Selon lui, « il faut revoir ces critères-là, il faut arrêter de dire que parce que tu grimpes telle cote, tu es un ouvreur potentiel. Il faut se demander ce qu’est être un ouvreur ? Ça prend de la vision, être un ouvreur c’est aussi avoir un sens de la créativité, c’est aussi être un bon gestionnaire d’équipe, c’est aussi être capable d’amener les grimpeurs à relever de nouveaux défis, à varier leur mouvement. On va beaucoup plus loin pour moi dans la définition d’un ouvreur. Cette définition-là n’est pas présente actuellement dans les critères d’évaluation. On a tout ça à repenser ! C’est là qu’on va pouvoir faire rentrer les femmes. C’est sur ces sujets-là qu’on va leur faire de la place pour être capable de dire que là-dessus les femmes ont intérêt à être présentes. »

Au fil des entrevues que j’ai menées pour la rédaction de cet article, j’ai ressenti une réelle volonté de la part de certaines personnes de l’industrie de faire évoluer l’ouverture vers plus de parité. La création de l’Initiative B.I.G semble être un grand tournant dans cette réflexion.

Bien qu’il peut exister des obstacles pour une femme à devenir ouvreuse, il est important de parler des personnes qui provoquent et vivent ce changement pour montrer les évolutions qui sont en train d’être opérées au sein de l’ouverture en escalade.

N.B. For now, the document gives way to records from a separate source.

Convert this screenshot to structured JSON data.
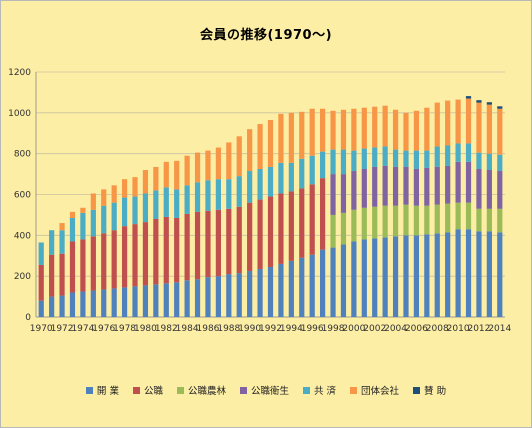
{
  "chart_data": {
    "type": "bar",
    "stacked": true,
    "title": "会員の推移(1970〜)",
    "xlabel": "",
    "ylabel": "",
    "ylim": [
      0,
      1200
    ],
    "yticks": [
      "0",
      "200",
      "400",
      "600",
      "800",
      "1000",
      "1200"
    ],
    "grid": true,
    "legend_position": "bottom",
    "categories": [
      "1970",
      "1971",
      "1972",
      "1973",
      "1974",
      "1975",
      "1976",
      "1977",
      "1978",
      "1979",
      "1980",
      "1981",
      "1982",
      "1983",
      "1984",
      "1985",
      "1986",
      "1987",
      "1988",
      "1989",
      "1990",
      "1991",
      "1992",
      "1993",
      "1994",
      "1995",
      "1996",
      "1997",
      "1998",
      "1999",
      "2000",
      "2001",
      "2002",
      "2003",
      "2004",
      "2005",
      "2006",
      "2007",
      "2008",
      "2009",
      "2010",
      "2011",
      "2012",
      "2013",
      "2014"
    ],
    "x_tick_labels": [
      "1970",
      "1972",
      "1974",
      "1976",
      "1978",
      "1980",
      "1982",
      "1984",
      "1986",
      "1988",
      "1990",
      "1992",
      "1994",
      "1996",
      "1998",
      "2000",
      "2002",
      "2004",
      "2006",
      "2008",
      "2010",
      "2012",
      "2014"
    ],
    "series": [
      {
        "name": "開 業",
        "color": "#4f81bd",
        "values": [
          80,
          100,
          105,
          120,
          125,
          130,
          135,
          140,
          145,
          150,
          155,
          160,
          165,
          170,
          180,
          185,
          195,
          200,
          210,
          215,
          225,
          235,
          245,
          260,
          275,
          290,
          305,
          330,
          340,
          355,
          370,
          380,
          385,
          390,
          395,
          400,
          400,
          405,
          410,
          415,
          430,
          430,
          420,
          420,
          415
        ]
      },
      {
        "name": "公職",
        "color": "#c0504d",
        "values": [
          175,
          205,
          205,
          250,
          255,
          265,
          275,
          285,
          300,
          305,
          310,
          320,
          325,
          315,
          325,
          330,
          325,
          325,
          320,
          325,
          335,
          340,
          345,
          345,
          340,
          340,
          345,
          350,
          0,
          0,
          0,
          0,
          0,
          0,
          0,
          0,
          0,
          0,
          0,
          0,
          0,
          0,
          0,
          0,
          0
        ]
      },
      {
        "name": "公職農林",
        "color": "#9bbb59",
        "values": [
          0,
          0,
          0,
          0,
          0,
          0,
          0,
          0,
          0,
          0,
          0,
          0,
          0,
          0,
          0,
          0,
          0,
          0,
          0,
          0,
          0,
          0,
          0,
          0,
          0,
          0,
          0,
          0,
          160,
          155,
          155,
          155,
          155,
          155,
          150,
          150,
          145,
          140,
          140,
          140,
          130,
          130,
          110,
          110,
          115
        ]
      },
      {
        "name": "公職衛生",
        "color": "#8064a2",
        "values": [
          0,
          0,
          0,
          0,
          0,
          0,
          0,
          0,
          0,
          0,
          0,
          0,
          0,
          0,
          0,
          0,
          0,
          0,
          0,
          0,
          0,
          0,
          0,
          0,
          0,
          0,
          0,
          0,
          200,
          190,
          190,
          190,
          195,
          195,
          190,
          185,
          180,
          185,
          185,
          185,
          200,
          200,
          195,
          190,
          185
        ]
      },
      {
        "name": "共 済",
        "color": "#4bacc6",
        "values": [
          110,
          120,
          115,
          115,
          130,
          130,
          135,
          135,
          140,
          135,
          140,
          140,
          145,
          140,
          140,
          145,
          150,
          150,
          145,
          150,
          155,
          150,
          145,
          150,
          140,
          145,
          140,
          130,
          120,
          120,
          100,
          100,
          95,
          95,
          85,
          80,
          90,
          85,
          100,
          100,
          90,
          90,
          80,
          80,
          80
        ]
      },
      {
        "name": "団体会社",
        "color": "#f79646",
        "values": [
          0,
          0,
          35,
          30,
          25,
          80,
          80,
          85,
          90,
          95,
          115,
          115,
          125,
          140,
          145,
          145,
          145,
          155,
          180,
          195,
          205,
          220,
          230,
          240,
          245,
          230,
          230,
          210,
          190,
          195,
          205,
          200,
          200,
          200,
          195,
          185,
          195,
          210,
          215,
          220,
          215,
          220,
          245,
          240,
          225
        ]
      },
      {
        "name": "賛 助",
        "color": "#1f4e79",
        "values": [
          0,
          0,
          0,
          0,
          0,
          0,
          0,
          0,
          0,
          0,
          0,
          0,
          0,
          0,
          0,
          0,
          0,
          0,
          0,
          0,
          0,
          0,
          0,
          0,
          0,
          0,
          0,
          0,
          0,
          0,
          0,
          0,
          0,
          0,
          0,
          0,
          0,
          0,
          0,
          0,
          0,
          12,
          12,
          12,
          12
        ]
      }
    ]
  }
}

Même s’il n’y pas encore de mesures concrètes et officielles prisent par la fédération pour le moment, l’ensemble des témoignages recueillis me semblent quand même prometteurs.

La première étape du changement passe par une conscientisation d’une situation pour pouvoir ensuite opérer les dits-changements.

Eve Laprise | Photo: Olivier Dumas

Je tenais à adresser un grand merci à toutes les personnes qui ont accepté mes entrevues : Corinne Baril (ouvreuve chez Bloc Shop), Geneviève de la Plante (fondatrice de l’Initiative B.I.G), Matthieu des Rochers (directeur sportif de la FQME), Lisa Lajoie (co-propriétaire de Délire Escalade), Eve Laprise (ouvreuse chez Délire Escalade), Martine Lavallée (ouvreuse en extérieur), Léonie Marche (en train de développer le nouveau topo de Weir) et Andréanne Vallières (ouvreuse en extérieur) .

Et merci également à Hugo Drouin, Isabelle Laniel, Paul Laperrière, Vanessa Marcoux, de m’avoir apporté des précisions à des questions qui me préoccupaient.